The last common ancestor of all cephalopods probably had a chambered, pearly shell, not unlike the iconic nautilus-clad, shell-like cephalopod that still survives today. But over millions of years of evolution, soft cephalopods such as polyps, squids and cuttlefish evolved to that inner shell and shrink it as they adapted to their individual habitats. That’s why when you think octopus, squishy (although there are some exceptions, like ram’s horn squid).
Since the argonaut still carries around the construction of shells, the scientific debate about whether and how an animal can lose such a structure through evolution can regain it. Other researchers initially thought that the Argonauts had reactivated archaic genes from the mollusk era to form their egg case. But after sequencing the genome of A. argonis from samples collected in the Sea of Japan, the data suggested otherwise. Like their marine relatives, scientists have discovered that argonauts have protein-coding genes needed to make what scientists call “true shells,” the kind you find around oysters. But they use a completely different species than the nautilus to make these forms. It means that the egg shell did not develop by chance from the shell of an ancestor, but it is a characteristic of the evolution of the argonauts for a new purpose.
“When we look at the genomes, we see that there are many ways for animals to make biomining structures,” said Caroline Albertin, a researcher at the Marine Biological Laboratory in Massachusetts, who was not involved in this study.
The findings also feed into the debate as to whether the case of the argonaut egg should really be called a shell.
“Wait,” said Dr.

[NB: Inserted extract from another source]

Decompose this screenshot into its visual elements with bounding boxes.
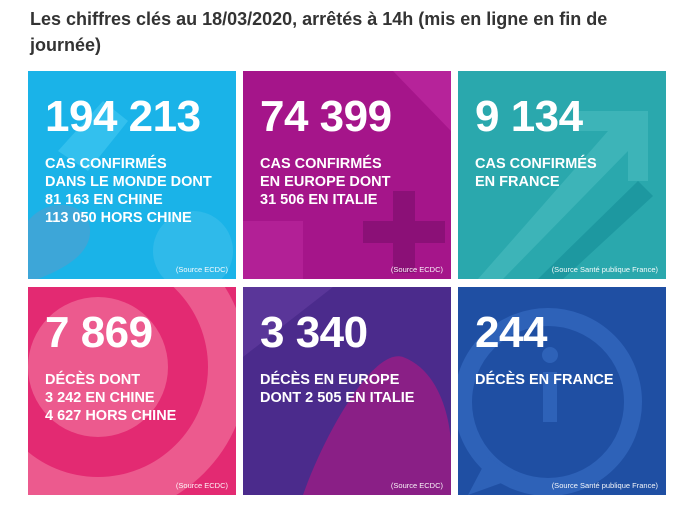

Setiamarga said, holding the two structures in front of his face while calling the video, highlighting the Argonaut vessel. “They look the same, but it’s very fragile. This is like your crack, you know, that’s like the crack that you put some cheese on.

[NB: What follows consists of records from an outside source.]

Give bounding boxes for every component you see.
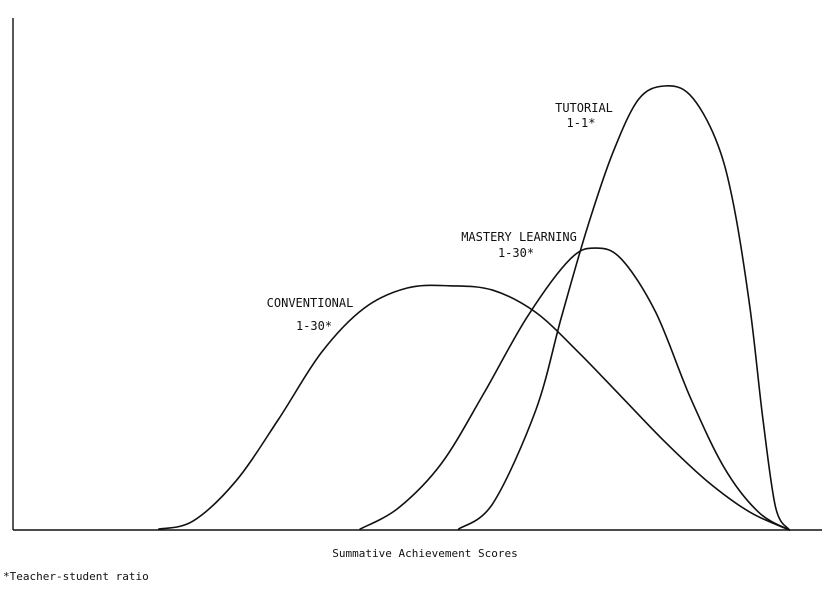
chart-axes — [12, 18, 822, 531]
series-ratio-tutorial: 1-1* — [567, 116, 596, 130]
curve-tutorial — [457, 85, 791, 531]
footnote: *Teacher-student ratio — [3, 570, 149, 583]
series-label-conventional: CONVENTIONAL — [267, 296, 354, 310]
curve-mastery-learning — [359, 247, 791, 531]
series-label-tutorial: TUTORIAL — [555, 101, 613, 115]
series-label-group: CONVENTIONAL 1-30* MASTERY LEARNING 1-30* TU… — [267, 101, 613, 333]
series-label-mastery-learning: MASTERY LEARNING — [461, 230, 577, 244]
series-ratio-mastery-learning: 1-30* — [498, 246, 534, 260]
curve-conventional — [157, 284, 791, 531]
series-ratio-conventional: 1-30* — [296, 319, 332, 333]
curve-group — [157, 85, 791, 531]
x-axis-label: Summative Achievement Scores — [332, 547, 517, 560]
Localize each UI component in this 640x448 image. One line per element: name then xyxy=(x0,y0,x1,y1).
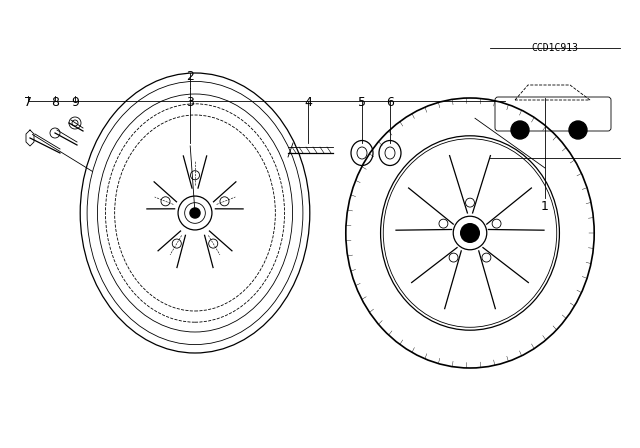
Circle shape xyxy=(190,208,200,218)
Text: 5: 5 xyxy=(358,96,366,109)
Text: 6: 6 xyxy=(386,96,394,109)
Text: 4: 4 xyxy=(304,96,312,109)
Text: 9: 9 xyxy=(71,96,79,109)
Text: 2: 2 xyxy=(186,70,194,83)
Circle shape xyxy=(569,121,587,139)
Text: 1: 1 xyxy=(541,200,549,213)
Text: 7: 7 xyxy=(24,96,32,109)
Text: 8: 8 xyxy=(51,96,59,109)
Circle shape xyxy=(461,224,479,242)
Circle shape xyxy=(511,121,529,139)
Text: CCD1C913: CCD1C913 xyxy=(531,43,579,53)
Text: 3: 3 xyxy=(186,96,194,109)
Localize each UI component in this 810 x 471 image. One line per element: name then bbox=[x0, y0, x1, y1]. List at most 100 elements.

Michael Vecchione, a zoologist at the Smithsonian’s National Museum of Natural History, who was not in the study, has long argued that it should not be called a shell because the major difference is how it is constructed. Other skeletons make their shells with the mantle tissue secreted by the bullet, Dr. Vecchione said, when the tips of the arms of A. argo hide the material of the argonaut’s shell.
He hopes the new findings will finally convince him to stop calling it a shell and start rebranding. She pushes me nuts, which they call paper nautilus, Dr. Vecchione said.
Outside of the test discussion, Dr. Setiamarga and colleagues’ new genome sequence is helping scientists better understand how argonauts evolved to be pelagic, or living in open water, and not benthic, like other polyps that prefer the deep.
It also has long-term implications for questions about cephalopod evolution as a whole, because it fills in some of the gaps between how evolution went from nautiloids to the modern octopus, according to Masa-aki Yoshida, director of the Oki Marine Biological Station. at Shimane University in Japan and another author of this study.
Dr. Yoshida and Dr. Setiamarga now needs more research. Mapping this exchange in the history of the evolution of the argonaut, “we can say that the octopus is not alien,” said Dr. Yoshida.